You smirked, leaning over to get a better look at the device. It pulsed faintly, a rhythmic hum vibrating beneath the casing. “What does it do?”
“Well,” Rick said, spinning toward you with a dramatic hand flourish, “short answer: it hacks time perception. Long answer: it lets you experience fifteen hours of work in a five-minute window… or fifteen hours of simulated $ex with your celebrity crush, depending on how you set the preferences.”
You blinked. “Charming. Truly.”
He smirked at you, eyes narrowing with that half-drunken glint. “Don’t act like you’re not intrigued.”
You rolled your eyes but couldn’t help the amused grin tugging at your lips. “Only if I can code the interface myself. I’m not trusting you with the settings again after the last fiasco.”
Rick raised his hands, mock-offended. “One accidental wormhole loop and suddenly I’m on tech probation? You wound me, babe.”
You shook your head, sipping your coffee as you walked past him toward the console. “Keep talking and I’ll reprogram it to show you your own search history every time it boots up.”
He paused, eyes following you. His grin deepened—equal parts impressed and turned on.
God, he loved that.
“Marry me,” he muttered under his breath, mostly joking.
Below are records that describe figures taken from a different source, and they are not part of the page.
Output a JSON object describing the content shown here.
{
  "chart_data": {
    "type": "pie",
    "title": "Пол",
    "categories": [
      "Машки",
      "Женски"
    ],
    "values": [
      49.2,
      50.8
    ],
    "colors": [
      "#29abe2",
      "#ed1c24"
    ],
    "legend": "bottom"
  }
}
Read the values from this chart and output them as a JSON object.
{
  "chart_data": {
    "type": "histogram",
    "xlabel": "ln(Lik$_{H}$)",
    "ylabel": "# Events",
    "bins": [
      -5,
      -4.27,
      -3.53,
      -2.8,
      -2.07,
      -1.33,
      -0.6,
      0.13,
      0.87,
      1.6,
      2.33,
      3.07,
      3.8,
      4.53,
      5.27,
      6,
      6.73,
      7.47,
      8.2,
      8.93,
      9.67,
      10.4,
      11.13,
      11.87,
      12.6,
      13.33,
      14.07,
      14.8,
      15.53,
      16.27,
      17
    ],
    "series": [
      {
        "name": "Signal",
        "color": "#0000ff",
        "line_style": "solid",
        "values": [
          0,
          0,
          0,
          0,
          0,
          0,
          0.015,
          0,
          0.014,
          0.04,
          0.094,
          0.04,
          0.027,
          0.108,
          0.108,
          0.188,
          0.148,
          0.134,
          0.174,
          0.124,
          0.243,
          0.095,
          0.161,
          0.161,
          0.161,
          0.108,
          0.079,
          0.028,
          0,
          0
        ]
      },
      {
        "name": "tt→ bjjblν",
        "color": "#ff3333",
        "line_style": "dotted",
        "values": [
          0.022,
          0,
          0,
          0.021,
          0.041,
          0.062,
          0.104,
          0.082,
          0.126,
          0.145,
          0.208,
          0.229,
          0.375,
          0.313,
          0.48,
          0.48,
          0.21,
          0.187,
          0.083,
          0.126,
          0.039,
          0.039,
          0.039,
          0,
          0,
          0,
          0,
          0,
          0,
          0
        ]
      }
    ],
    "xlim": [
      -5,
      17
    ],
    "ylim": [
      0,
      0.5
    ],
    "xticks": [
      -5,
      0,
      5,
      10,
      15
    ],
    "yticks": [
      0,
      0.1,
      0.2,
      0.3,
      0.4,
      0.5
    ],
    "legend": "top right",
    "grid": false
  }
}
You looked over your shoulder, smirking. “In your dreams, Sanchez.”
“Good thing I just built a dream-sharing device,” he quipped.
You sighed, setting down your cup. “Alright, genius. Let’s see if this thing actually works, or if I’m going to have to bail us out of another time loop.”
Rick snorts a sly smile on his face, he couldn’t wait to get this started.’